悠里くんに別れを告げられて、胸がギュッと締め付けられた。以前、私が悠里くんに別れを告げた時も、悠里くんの胸はこんな感じだったのだろうか、と思う。

それから最後に悠里くんとキスをした。
何度か唇を重ねたことはあったが、昨日のキスは、唇と唇が触れただけなのに、甘くって、切なくって、苦しかった。
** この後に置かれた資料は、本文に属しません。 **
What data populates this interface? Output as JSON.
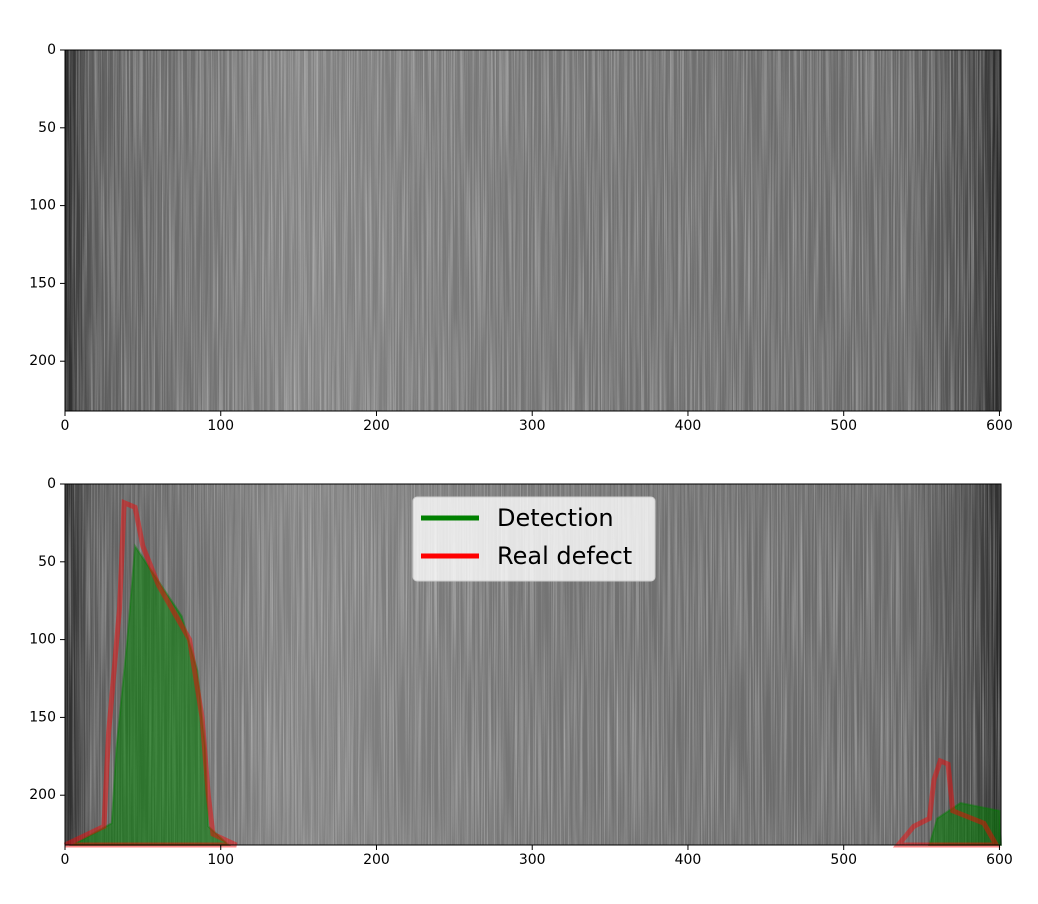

私に別れを告げた後も、私とキスをした後も、悠里くんはやっぱり辛そうだった。
だが、それでも瞳の奥にはもうあの仄暗さはなく、少しホッとした。

胸に悠里くんと別れた喪失感が残る。
けれども、悠里くんの未来に明るい兆しを感じ、安心もしていた。

都会とは違う星空の下。
どの星よりも光輝く私の推しが笑っている。
心からの笑顔ではないけれど、いつかそれは本当の笑顔になる。
それが私は嬉しい。

推しの幸せが私の幸せなのだから。

唇に残る熱も、消えない彼の笑顔も、いつか私の一部になる。

そう自分の中で綺麗に収まってくれればよかったのだが、実際には上手くいかなくて。

悠里くんと別れた喪失感と、悠里くんの明るい未来への安堵と、忘れられないキスの熱。

痛みと安らぎと甘い熱がぐちゃぐちゃに混ざって、私を落ち着かせない。
その結果、一睡もできず、私は朝を迎えてしまっていた。